運以外に補正がないといっても身体機能も元と比べてかなり上がり、メタボな見た目のまま、オリンピアン顔負けのスピードで走れるようになった。
運に至っては、俺の魔力と同等の驚異的なスピードで上昇している。
以前ダンジョンで得た、運に特化した装備も持たせた。恰幅が良いためか、様になっている。
そして、待望のスキルを得た。
やはり、彼自体の戦闘力は低いが、彼の特性は、この先の強敵相手に大きな強みになる可能性がある。

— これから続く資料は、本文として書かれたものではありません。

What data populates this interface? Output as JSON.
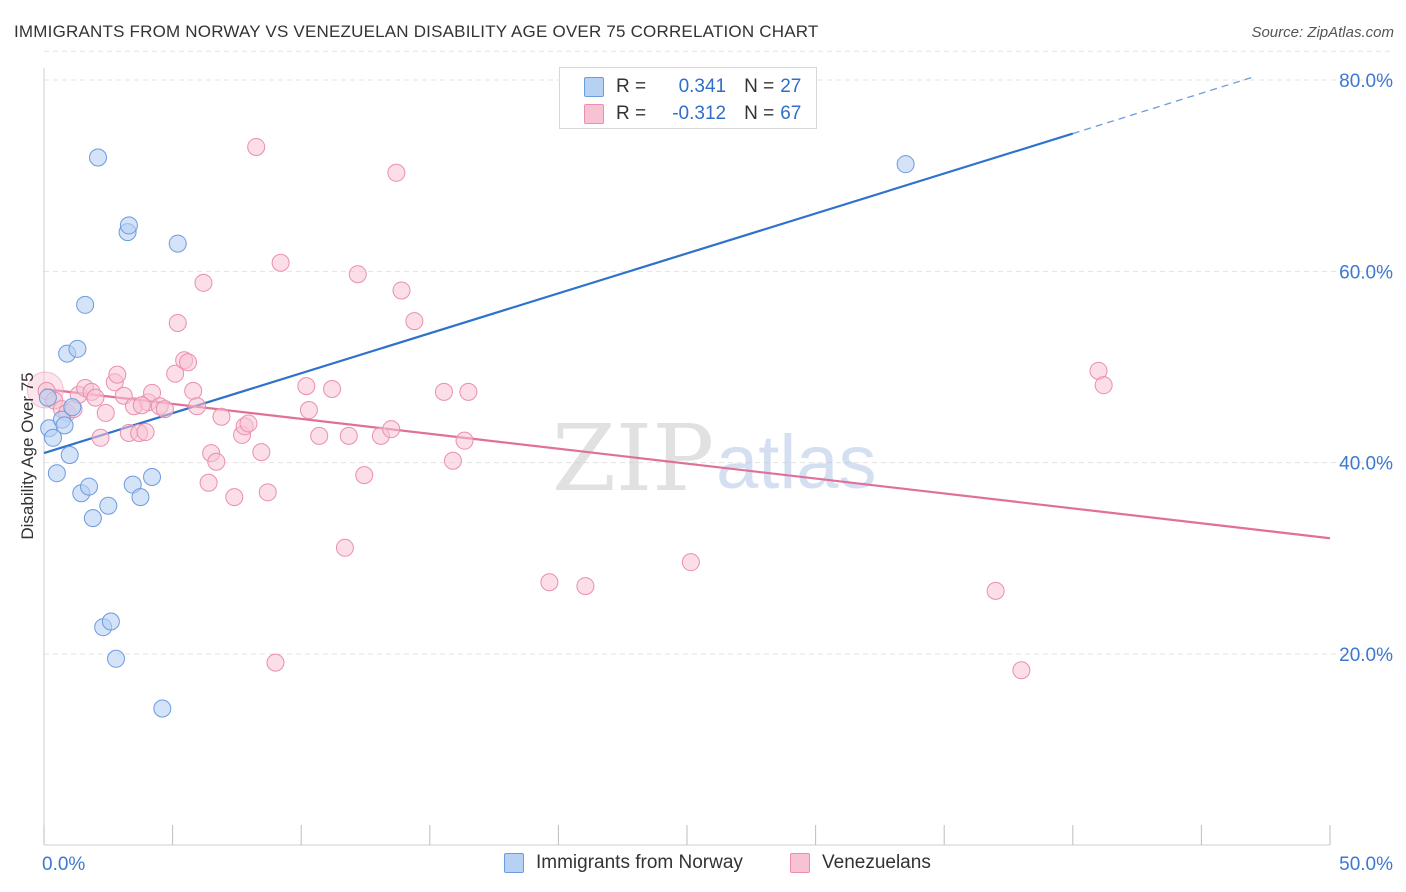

「お、お二人も、その可愛い白い子も、む、無茶苦茶な強さですね。世界で3人しかいない、1/1の前にスキルと複数の加護を得ていた存在、ですか。それで渡瀬くんは、あの時あんな忠告を・・。しかし、ここまでの敵もそうでしたが・・あんな巨大なモンスターが、まるで赤子のように・・」
「これくらいは普通ですよ。店長も自信をもってください。ステータスはかなり強くなられました。これでレベルに関しては大空寺を上回っています。一旦レベル上げは終わり、ここからは、実戦訓練です。店長、モンスターを倒したことはありますか?」
「え、ええ。レベル10まで上げるために、魔導兵が弱らせたスライムやゴブリンを、何度も倒しました。そ、それが?」
「なら話が早くて助かります。仕上げです、店長。3階層に戻ってイビルウィードで練習したのち、あなたがジャイアントフットを倒してください」
「な、は?・・えええええええ!!??」
今度こそ、店長の絶叫がフロア中に響き渡った。